Trump’s second thoughts:

 

 

Disorderly Conduct

If only a lot of voters had read historian Richard Slotkin’s latest book,  A Great Disorder: National Myth and the Battle for America. But reading entire books is an increasingly rare behavior. Actually, “lies” is a more accurate word than “myth’’. American history is rife with politics based on lies and obfuscations about our history.  (Of course, that holds true for most nations.) One of the biggest obfuscations is denying the big role played by civil and other violence in regard to racism and class. Mr.
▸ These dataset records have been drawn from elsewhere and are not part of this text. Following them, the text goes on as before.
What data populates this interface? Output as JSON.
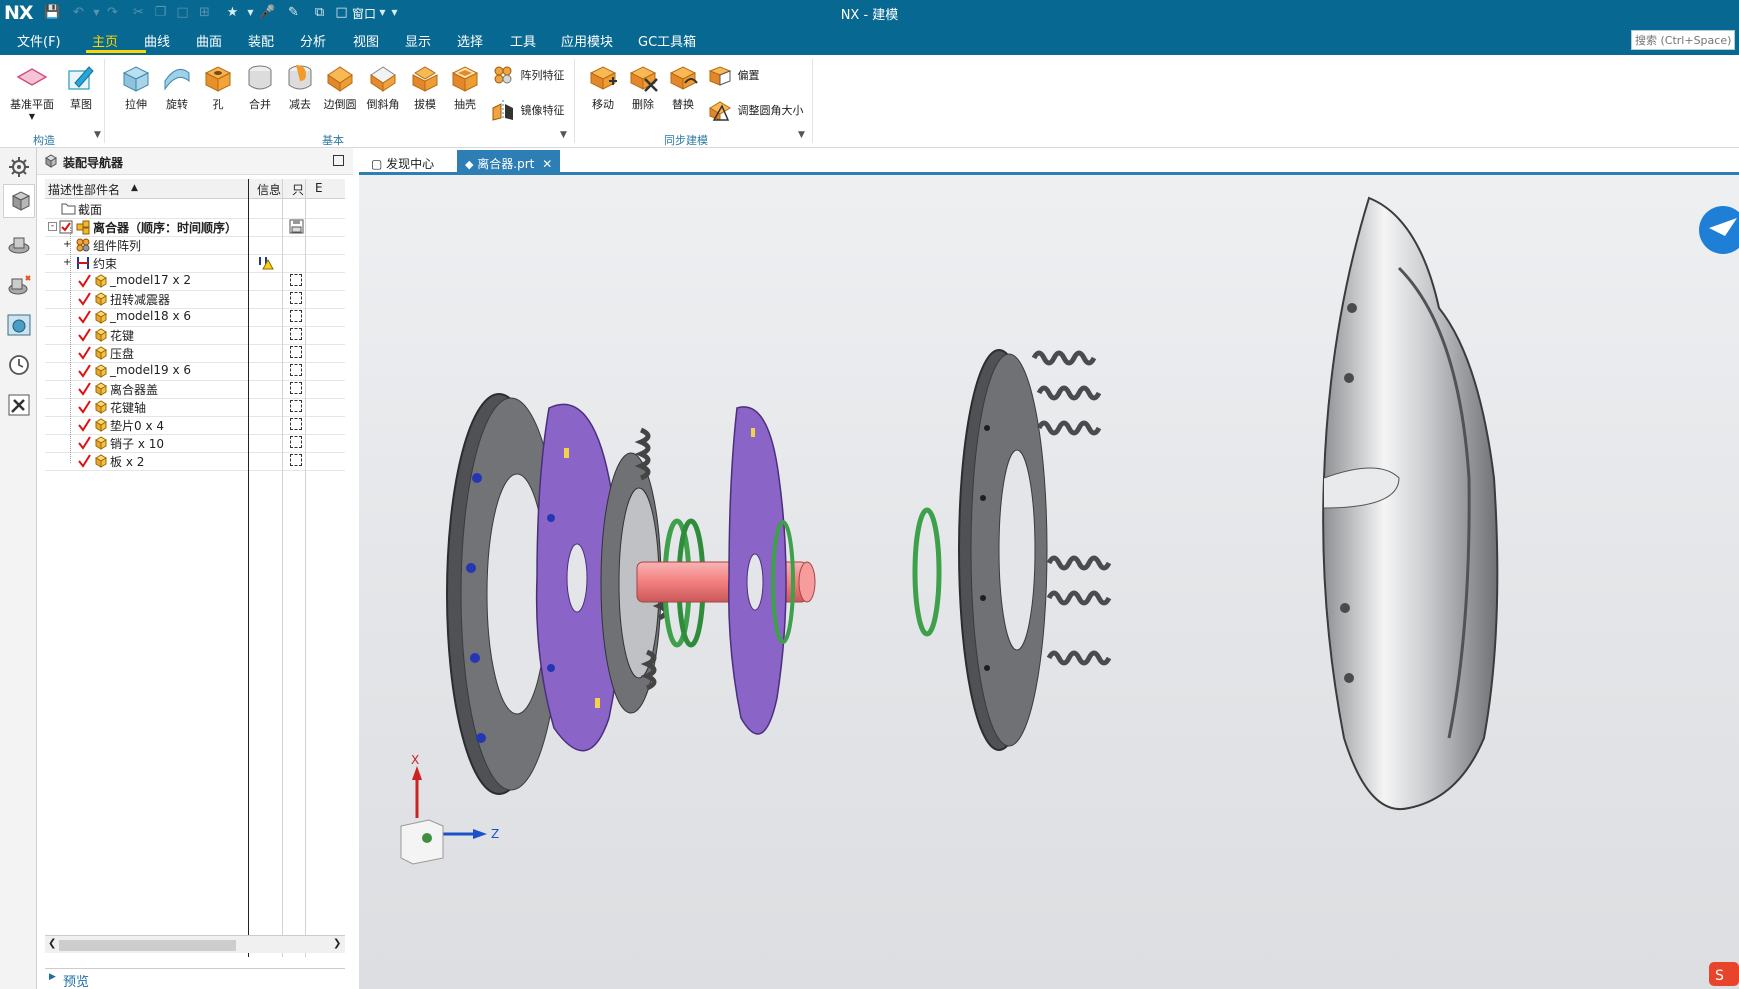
{
  "app": {
    "logo": "NX",
    "window_title": "NX - 建模"
  },
  "quick_access": {
    "window_menu_label": "窗口"
  },
  "menu": {
    "tabs": [
      {
        "label": "文件(F)"
      },
      {
        "label": "主页"
      },
      {
        "label": "曲线"
      },
      {
        "label": "曲面"
      },
      {
        "label": "装配"
      },
      {
        "label": "分析"
      },
      {
        "label": "视图"
      },
      {
        "label": "显示"
      },
      {
        "label": "选择"
      },
      {
        "label": "工具"
      },
      {
        "label": "应用模块"
      },
      {
        "label": "GC工具箱"
      }
    ],
    "active_index": 1
  },
  "search": {
    "placeholder": "搜索 (Ctrl+Space)"
  },
  "ribbon": {
    "construct": {
      "buttons": [
        "基准平面",
        "草图"
      ],
      "group": "构造"
    },
    "basic": {
      "buttons": [
        "拉伸",
        "旋转",
        "孔",
        "合并",
        "减去",
        "边倒圆",
        "倒斜角",
        "拔模",
        "抽壳"
      ],
      "small": [
        "阵列特征",
        "镜像特征"
      ],
      "group": "基本"
    },
    "sync": {
      "buttons": [
        "移动",
        "删除",
        "替换"
      ],
      "small": [
        "偏置",
        "调整圆角大小"
      ],
      "group": "同步建模"
    }
  },
  "navigator": {
    "title": "装配导航器",
    "columns": {
      "name": "描述性部件名",
      "info": "信息",
      "readonly": "只",
      "extra": "E"
    },
    "tree": [
      {
        "label": "截面",
        "icon": "folder-icon",
        "level": 1,
        "check": false,
        "bold": false
      },
      {
        "label": "离合器（顺序：时间顺序）",
        "icon": "assembly-icon",
        "level": 0,
        "check": true,
        "bold": true
      },
      {
        "label": "组件阵列",
        "icon": "component-array-icon",
        "level": 1,
        "check": false,
        "bold": false
      },
      {
        "label": "约束",
        "icon": "constraint-icon",
        "level": 1,
        "check": false,
        "bold": false
      },
      {
        "label": "_model17 x 2",
        "icon": "part-icon",
        "level": 2,
        "check": true,
        "bold": false
      },
      {
        "label": "扭转减震器",
        "icon": "part-icon",
        "level": 2,
        "check": true,
        "bold": false
      },
      {
        "label": "_model18 x 6",
        "icon": "part-icon",
        "level": 2,
        "check": true,
        "bold": false
      },
      {
        "label": "花键",
        "icon": "part-icon",
        "level": 2,
        "check": true,
        "bold": false
      },
      {
        "label": "压盘",
        "icon": "part-icon",
        "level": 2,
        "check": true,
        "bold": false
      },
      {
        "label": "_model19 x 6",
        "icon": "part-icon",
        "level": 2,
        "check": true,
        "bold": false
      },
      {
        "label": "离合器盖",
        "icon": "part-icon",
        "level": 2,
        "check": true,
        "bold": false
      },
      {
        "label": "花键轴",
        "icon": "part-icon",
        "level": 2,
        "check": true,
        "bold": false
      },
      {
        "label": "垫片0 x 4",
        "icon": "part-icon",
        "level": 2,
        "check": true,
        "bold": false
      },
      {
        "label": "销子 x 10",
        "icon": "part-icon",
        "level": 2,
        "check": true,
        "bold": false
      },
      {
        "label": "板 x 2",
        "icon": "part-icon",
        "level": 2,
        "check": true,
        "bold": false
      }
    ],
    "preview_label": "预览"
  },
  "doc_tabs": [
    {
      "label": "发现中心",
      "active": false
    },
    {
      "label": "离合器.prt",
      "active": true
    }
  ],
  "triad": {
    "x_label": "X",
    "z_label": "Z"
  },
  "colors": {
    "brand": "#076891",
    "active_tab": "#ffd400",
    "doc_tab": "#2c7eb4"
  }
}
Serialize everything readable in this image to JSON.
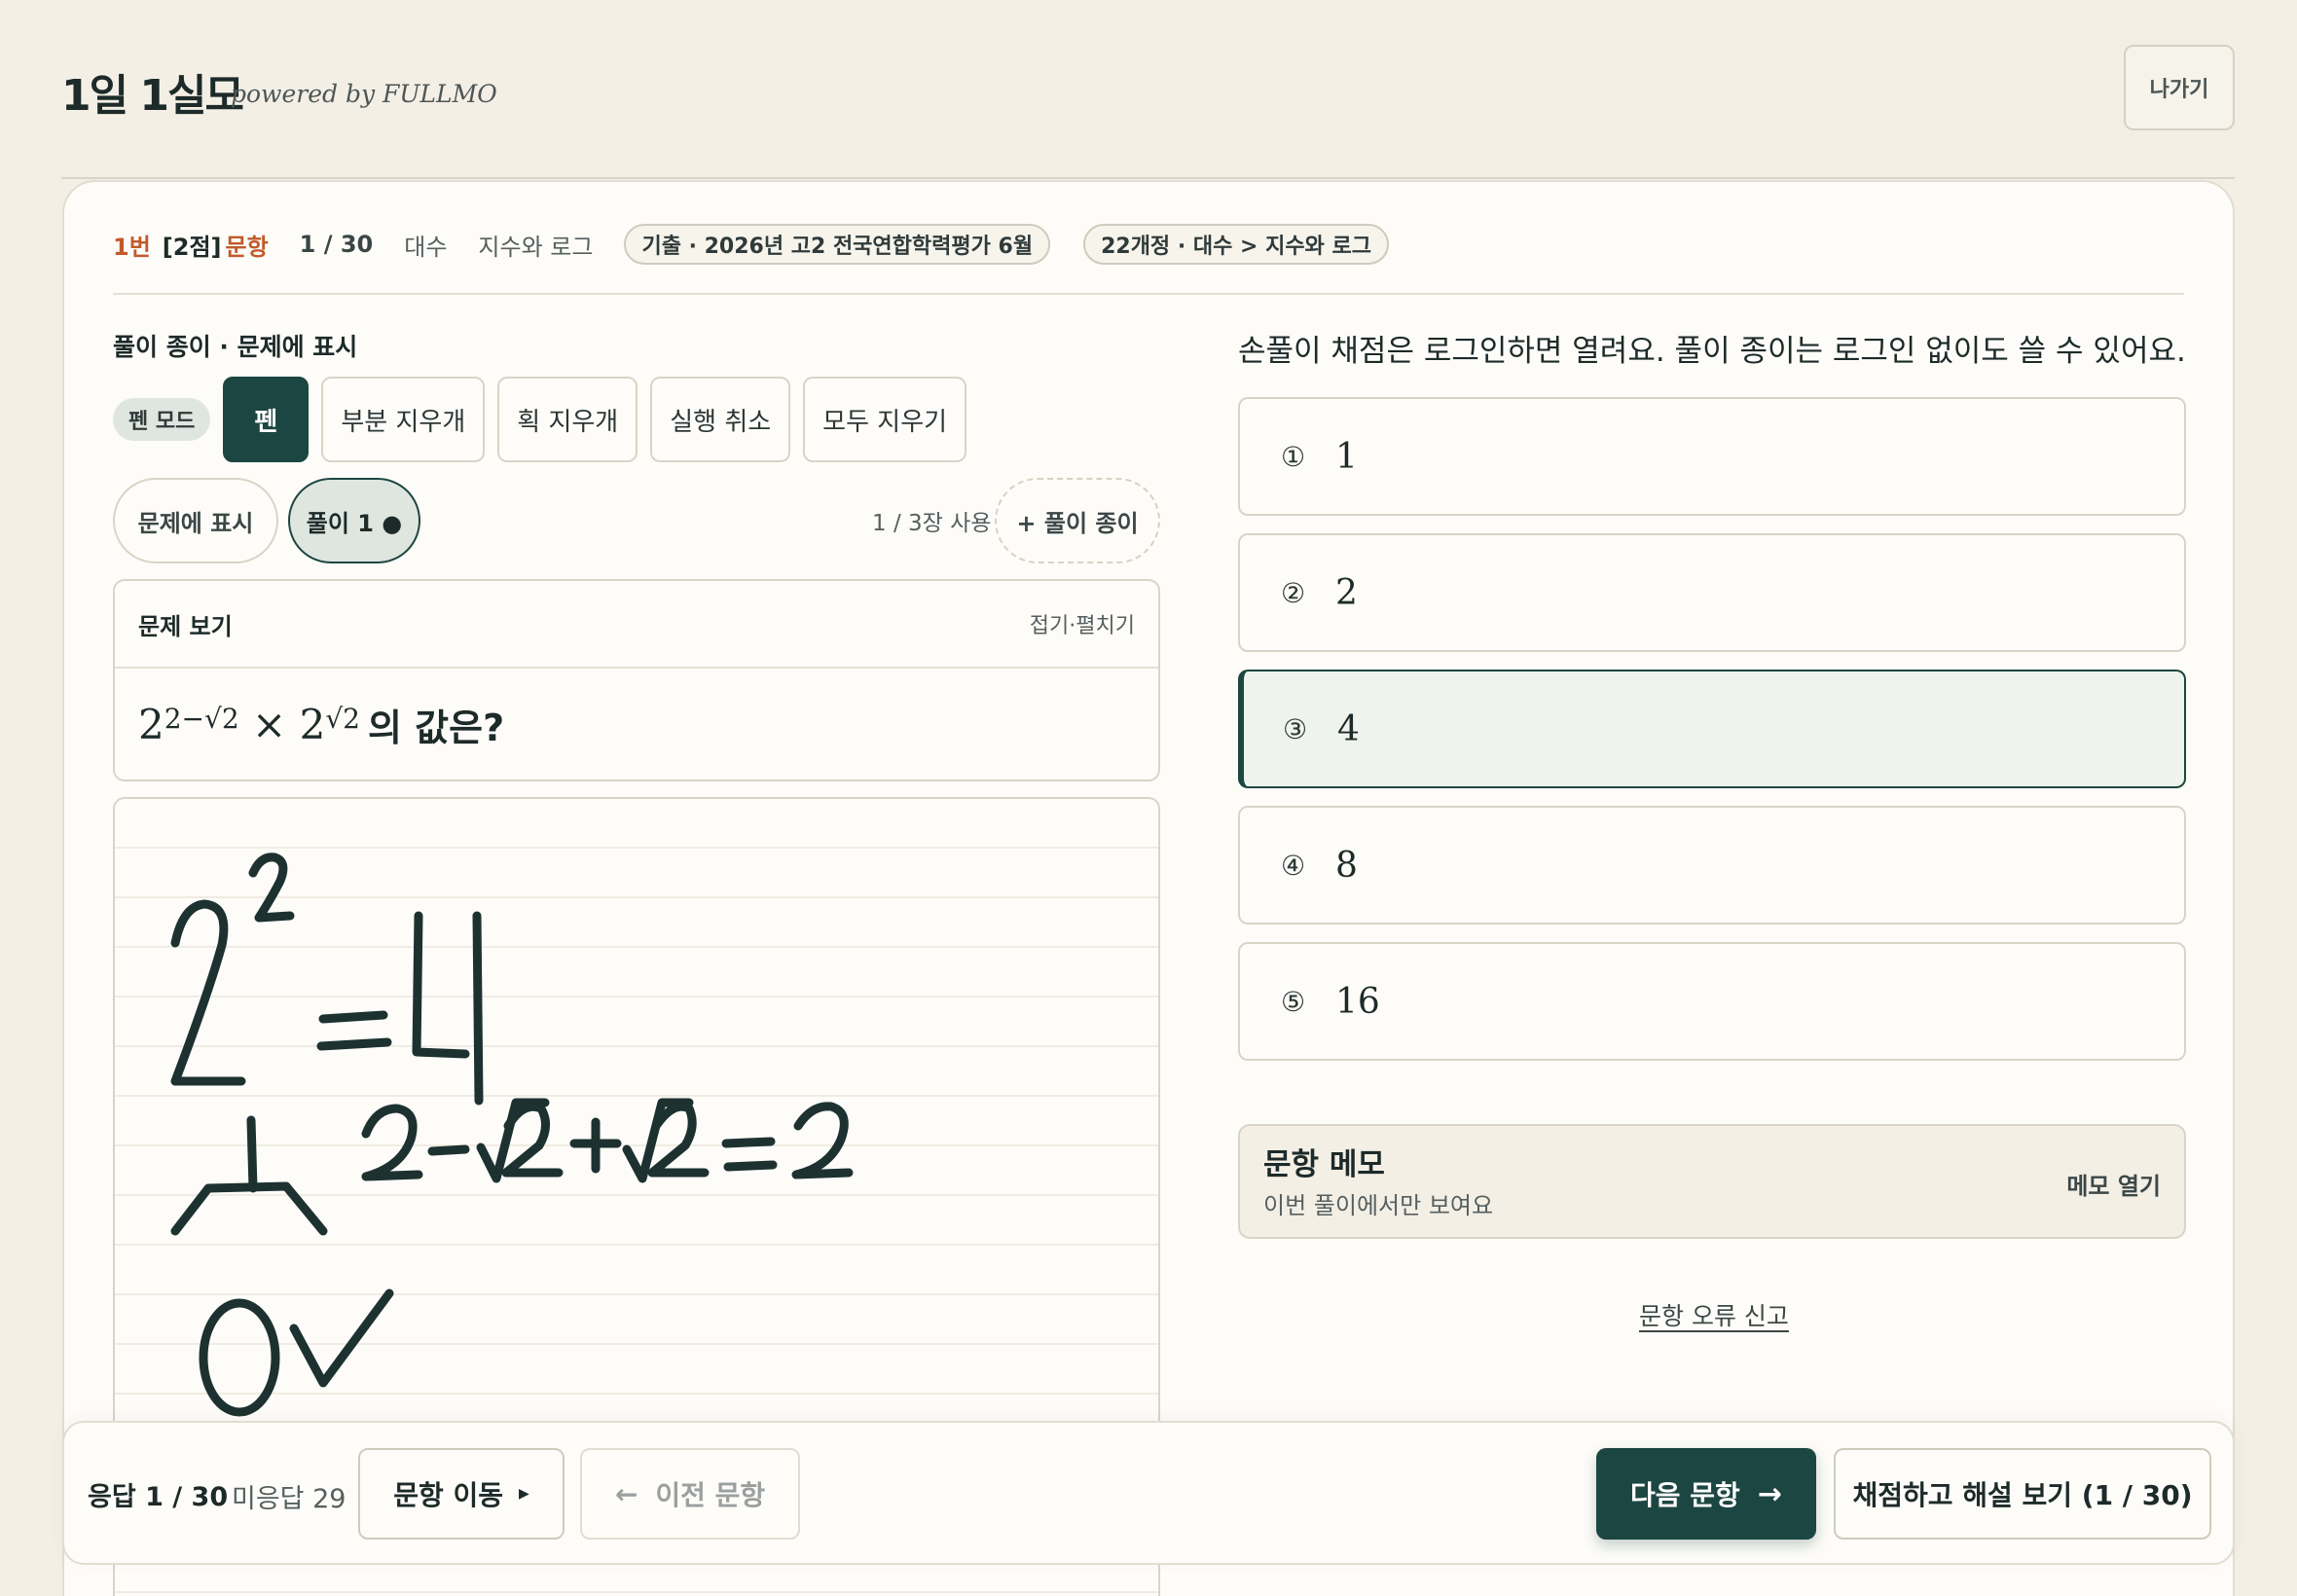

Slotkin cites the role of perceived cultural “regeneration through violence,’’ especially by White ethnonationalists.

 

He discusses such myths as those around the frontier; the Founding; the Civil War (which in some ways is still being fought) and “The Good War” (World War II) and subsidiary myths.  He brings us to now by showing how differently Red and Blue America think that they “understand’’ the past and how they came to have such divergent ideas about the nation’s identity and role in the world, as seen in our ongoing culture wars.

 

And he notes that the Right, up to the quasi-Fascist MAGA movement, has been much more relentless, and often very successful, in marketing its American mythology than has the center-left entity that we call the Democratic Party.  They’re aided by the fact that their followers tend not to be very interested in rigorous fact-finding or even in reading.